Grandma opens up the Brother’s Grimm:
where it can be such a hassle
if you live in a castle, where it is unwise
to walk in the forest
without a fescue of rescue,
where a bobble of cobblers
entice a wife to stitch little britches.

Oh, close those taunting haunting pages.
Soon Fritz and Clara in The Nutcracker
guess that Uncle Drosselmeier
has a secret as he sits on top of the clock.  
Dr.

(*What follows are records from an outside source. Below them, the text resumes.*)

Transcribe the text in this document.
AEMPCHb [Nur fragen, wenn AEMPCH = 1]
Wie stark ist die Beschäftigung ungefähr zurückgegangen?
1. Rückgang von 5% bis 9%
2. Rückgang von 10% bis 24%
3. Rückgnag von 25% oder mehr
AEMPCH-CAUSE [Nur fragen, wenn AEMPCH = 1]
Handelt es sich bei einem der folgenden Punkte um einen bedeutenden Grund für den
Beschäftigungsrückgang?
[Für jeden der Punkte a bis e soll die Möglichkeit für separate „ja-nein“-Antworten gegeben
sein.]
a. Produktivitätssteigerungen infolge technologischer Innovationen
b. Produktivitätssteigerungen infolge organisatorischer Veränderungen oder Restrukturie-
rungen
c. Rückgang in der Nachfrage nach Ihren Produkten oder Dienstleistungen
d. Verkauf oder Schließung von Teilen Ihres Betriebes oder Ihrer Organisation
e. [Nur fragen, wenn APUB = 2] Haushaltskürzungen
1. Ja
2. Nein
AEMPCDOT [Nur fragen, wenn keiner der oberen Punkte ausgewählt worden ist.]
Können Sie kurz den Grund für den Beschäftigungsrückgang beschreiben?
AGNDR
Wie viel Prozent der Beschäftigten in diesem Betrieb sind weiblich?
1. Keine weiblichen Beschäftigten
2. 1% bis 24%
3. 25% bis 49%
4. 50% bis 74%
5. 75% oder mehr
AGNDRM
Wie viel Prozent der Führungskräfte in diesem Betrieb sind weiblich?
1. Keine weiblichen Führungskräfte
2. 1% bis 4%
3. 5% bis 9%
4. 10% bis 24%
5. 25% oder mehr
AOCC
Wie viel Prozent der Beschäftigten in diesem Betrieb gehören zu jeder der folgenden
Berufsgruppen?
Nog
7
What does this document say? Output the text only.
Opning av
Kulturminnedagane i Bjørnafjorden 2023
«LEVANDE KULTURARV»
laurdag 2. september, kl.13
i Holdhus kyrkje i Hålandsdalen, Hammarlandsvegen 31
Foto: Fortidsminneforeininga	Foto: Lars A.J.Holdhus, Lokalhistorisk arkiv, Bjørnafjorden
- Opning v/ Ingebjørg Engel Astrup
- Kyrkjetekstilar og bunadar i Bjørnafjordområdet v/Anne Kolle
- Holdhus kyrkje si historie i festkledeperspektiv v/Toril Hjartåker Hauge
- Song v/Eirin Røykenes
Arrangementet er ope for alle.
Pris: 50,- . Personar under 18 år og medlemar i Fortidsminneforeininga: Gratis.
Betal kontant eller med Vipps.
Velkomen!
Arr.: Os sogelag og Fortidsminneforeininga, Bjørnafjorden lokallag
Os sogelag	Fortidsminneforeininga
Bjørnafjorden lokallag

Seuss knows clocks tick their tock,
The Three Bears walk their walk,
Curious George saves the day,
and after Grandma finishes reading,
more stories snuggle struggle bubble up
under the covers and into the dreams
of jillions of children with eyes following words
heard, absurd, mystical magical words
ready to rhyme anytime ears jiggling and tingling
inside the nest of a child
on the mound, mountain, fountain of books.
 
Shh... all is quiet, it is truly a riot,
you could never buy it, this island of quiet,
except for the pillow,
where the child finally lies sleeping.
 
 
In the Months Before He Can Talk                           

He takes my hand
to lead me to the door
to go outside,
makes a noise
that means
whatever I guess
and we agree on,
selects a strawberry
when I hold the box
his mother sent
with a lunch assortment,
takes a strip
of string cheese
and offers me one,
chooses water
over milk,
lifts his foot
to show passengers
on the ferry
his brown boots
especially if they have
boots like him.
That’s always
a conversation starter.
He waves
at ferry workers
when we leave the boat,
plays peek-a-boo
and rolls his hands
for Wheels on the Bus.
With his chubby hands,
he signs drink and milk
and more.
His thread of single words
is narrow
and he cannot
stitch words
together yet.
He purses his lips
and leans his face
into his mom and dads’
for kisses.
He used to cry
when it was time
for grandparents to leave.
Now he smiles
and lifts the palm of his hand
to his mouth
to return the kiss we blow.
We take several volleys
back and forth
as we depart.                                           

 
Aubrey Acrostic

Aubrey does not
Understand that
Bedtime backrubs and story
Reading are not meant to last for-
Ever, so she keeps asking for more while grandma
Yawns


reverberations of loss by j.lewis

on the sixth anniversary of the birth
and death of my grandson
for christian. never forgotten


it would be easy to blame
the repeated playing of a new
blues favorite. the tempo
a less common twelve-eight thing
that rocks what it touches
with a soft, but unrelenting hand

or if not the music, then what
when five previous anniversaries
of "tiny baby" passing through
my stoic heart on his way
to forever have caused only
a shadowed sadness and a wish
that things had been different

maybe it took so long because
six years marks the first full measure
of a song of grief in six-eight time
and the full weight of the beat
and the beating that my soul took
that day and so many days since
caught up with me. the indescribable
helplessness to change the outcome
of that "worst day ever" echoing,
until like jericho, the walls
that held a growing sorrow at bay
crumbled and fell, brought down
by the reverberations of loss

 



 

1 comment:

  1. Such fun to read poems by many grandparents! Lori Levy's "in the grass with my grandchildren life is an amusement park," Sharon Knutson's AZ adventures, as well as all the others. Of course, tempered by Jim Lewis's poignant reminder of loss.